Physicians and surgeons have partnered with industry to develop and translate their ideas into important innovations in patient care. Examples include percutaneous core biopsy devices allowing patients to undergo minimally invasive biopsies instead of operative surgical biopsy, improved electrocautery instruments for facilitating dissection, hemostatic agents, and devices to “accelerate” or decrease the length of time required to administer radiation therapy. However, care must be taken to introduce new medical devices and techniques to ensure patient safety and adherence to the highest quality of care. As physicians, whether it is a new device or procedure, there is an ethical responsibility to have the appropriate institutional support, a defined need to support the use of this new technology, and appropriate background laboratory evidence. Whenever implementing new treatment changes, a full disclosure to the patient, including any COI, concerning this new technology is required. The “surgical scientist” must always avoid exploiting the willingness of patients to try something new in a desperate situation, such as patients with severe or life-threatening illnesses. It is the surgeon, not the patient, who should judge the appropriateness of a new procedure or device in these cases.
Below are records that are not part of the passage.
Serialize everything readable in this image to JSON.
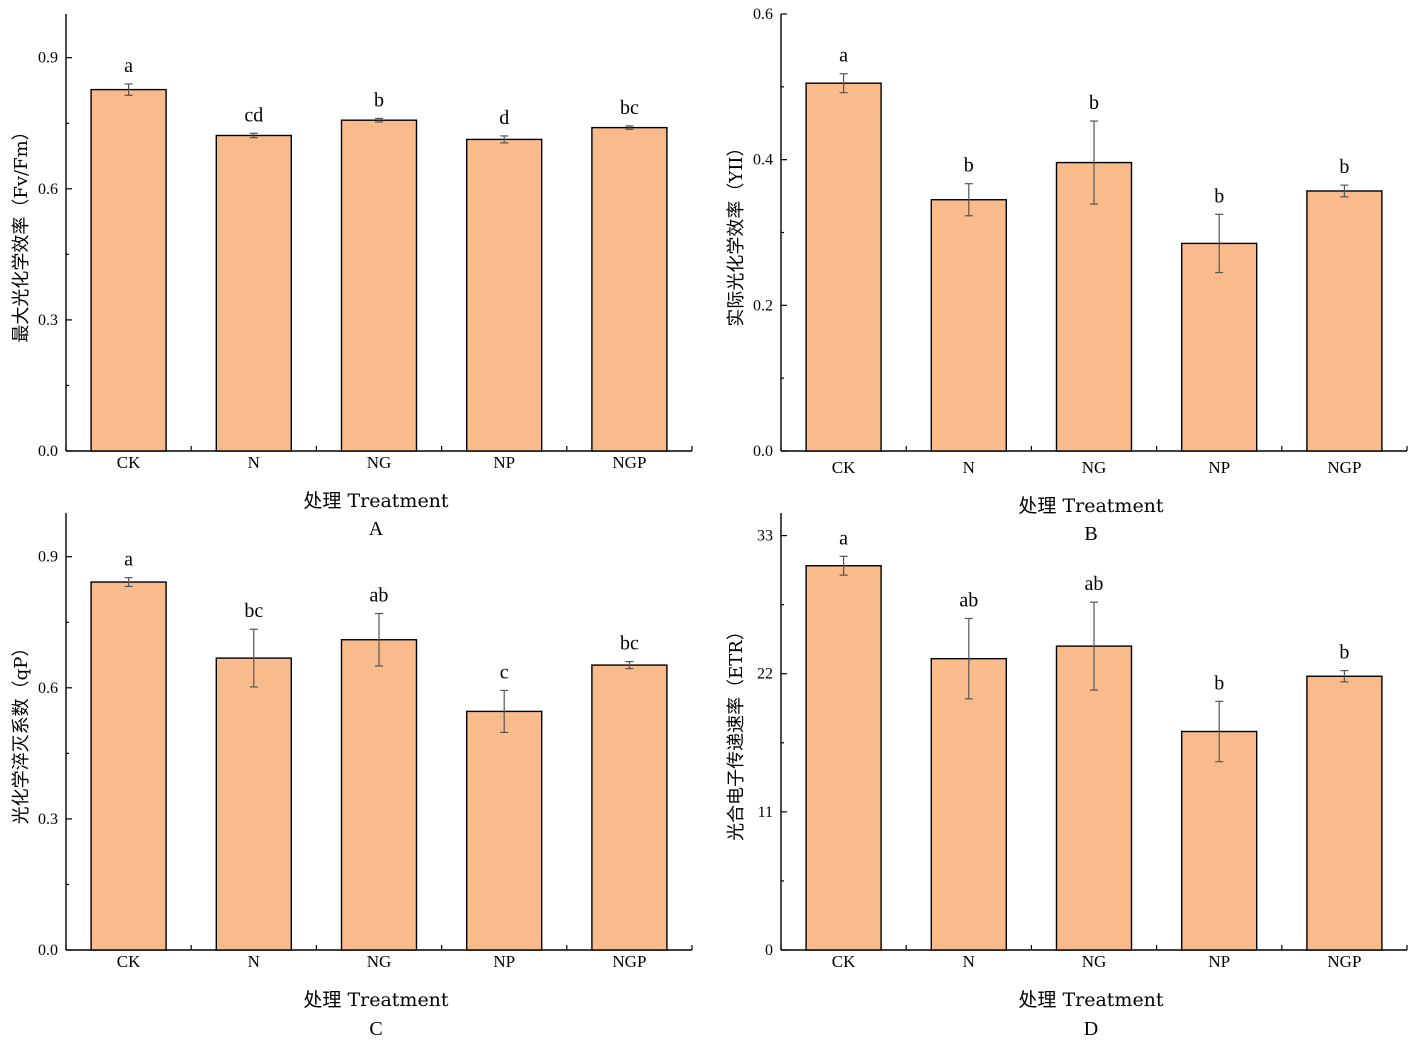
{
  "chart_data": [
    {
      "type": "bar",
      "panel_label": "A",
      "xlabel": "处理 Treatment",
      "ylabel": "最大光化学效率（Fv/Fm）",
      "categories": [
        "CK",
        "N",
        "NG",
        "NP",
        "NGP"
      ],
      "values": [
        0.827,
        0.722,
        0.757,
        0.713,
        0.74
      ],
      "errors": [
        0.013,
        0.005,
        0.004,
        0.008,
        0.004
      ],
      "significance": [
        "a",
        "cd",
        "b",
        "d",
        "bc"
      ],
      "yticks": [
        "0.0",
        "0.3",
        "0.6",
        "0.9"
      ],
      "ylim": [
        0,
        1.0
      ],
      "grid": false
    },
    {
      "type": "bar",
      "panel_label": "B",
      "xlabel": "处理 Treatment",
      "ylabel": "实际光化学效率（YII）",
      "categories": [
        "CK",
        "N",
        "NG",
        "NP",
        "NGP"
      ],
      "values": [
        0.505,
        0.345,
        0.396,
        0.285,
        0.357
      ],
      "errors": [
        0.013,
        0.022,
        0.057,
        0.04,
        0.008
      ],
      "significance": [
        "a",
        "b",
        "b",
        "b",
        "b"
      ],
      "yticks": [
        "0.0",
        "0.2",
        "0.4",
        "0.6"
      ],
      "ylim": [
        0,
        0.6
      ],
      "grid": false
    },
    {
      "type": "bar",
      "panel_label": "C",
      "xlabel": "处理 Treatment",
      "ylabel": "光化学淬灭系数（qP）",
      "categories": [
        "CK",
        "N",
        "NG",
        "NP",
        "NGP"
      ],
      "values": [
        0.842,
        0.668,
        0.71,
        0.546,
        0.652
      ],
      "errors": [
        0.01,
        0.066,
        0.06,
        0.048,
        0.008
      ],
      "significance": [
        "a",
        "bc",
        "ab",
        "c",
        "bc"
      ],
      "yticks": [
        "0.0",
        "0.3",
        "0.6",
        "0.9"
      ],
      "ylim": [
        0,
        1.0
      ],
      "grid": false
    },
    {
      "type": "bar",
      "panel_label": "D",
      "xlabel": "处理 Treatment",
      "ylabel": "光合电子传递速率（ETR）",
      "categories": [
        "CK",
        "N",
        "NG",
        "NP",
        "NGP"
      ],
      "values": [
        30.6,
        23.2,
        24.2,
        17.4,
        21.8
      ],
      "errors": [
        0.75,
        3.2,
        3.5,
        2.4,
        0.45
      ],
      "significance": [
        "a",
        "ab",
        "ab",
        "b",
        "b"
      ],
      "yticks": [
        "0",
        "11",
        "22",
        "33"
      ],
      "ylim": [
        0,
        34.8
      ],
      "grid": false
    }
  ]
}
Physician-industry relationships and concerns regarding COI have spurred a national effort by the federal government to make such financial ties more transparent. The Open Payments program, otherwise known as the Physicians Payment Sunshine Act, requires that pharmaceutical and device companies report payments made to physicians and teaching hospitals.37

When introducing new technology or new surgical techniques, the surgeon should disclose not only the potential benefits of the innovation but also the known and potential risks associated with it. This discussion may require disclosing uncertainty to the patient. In this scenario, the fundamental ethical principles must be respected.38

Finally, another critical ethical consideration in the era of modern medicine is the use of social media and the internet in the care of and communication with our patients. Physicians can protect themselves and their patients by observing the same code of ethics and professionalism online as they do in practice. To define an appropriate boundary between physician and patient, surgeons should maintain separate personal and professional social media sites. Patient confidentiality must be maintained at all times in compliance with HIPAA.39 Stringent privacy settings should be used to avoid dissemination of unintended content. The most common breaches of HIPAA occur from direct communication with patients on social media and inadvertent posts of employees to personal social media accounts. Inappropriate posts have the potential to harm the physician, practice associates, hospitals, and patients.40

With the use of internet-based platforms, appropriate technical safeguards must be in place to protect the patient against breach of private medical records. For example, many practices now have an internet-based patient portal, which may lead to the unintended sharing of protected health information. Also, practices that collect credit card information for billing and provide Wi-Fi in the office must ensure appropriate electronic security measures. Patients who participate with online support groups or blogs must be counseled that these sites may not protect their confidentiality.41 Use of social media for clinical trial recruitment should be done only with approval of the Institutional Review Board. In summary, awareness and education are key factors in protecting confidentiality of health information online.

Conclusions

For breast surgeons, advances in medical, surgical, and radiation treatment have added to the complexity of the treatment plan available to each individual patient. The environment in which physicians practice is changing with shifts in practice structures, expanding use of social media, and pressure to separate industry from surgical practice. To continue to be successful at our primary goal, the compassionate and excellent care of patients with diseases of the breast, we must keep a solid foundation of ethical principles in addition to medical knowledge and technical proficiency.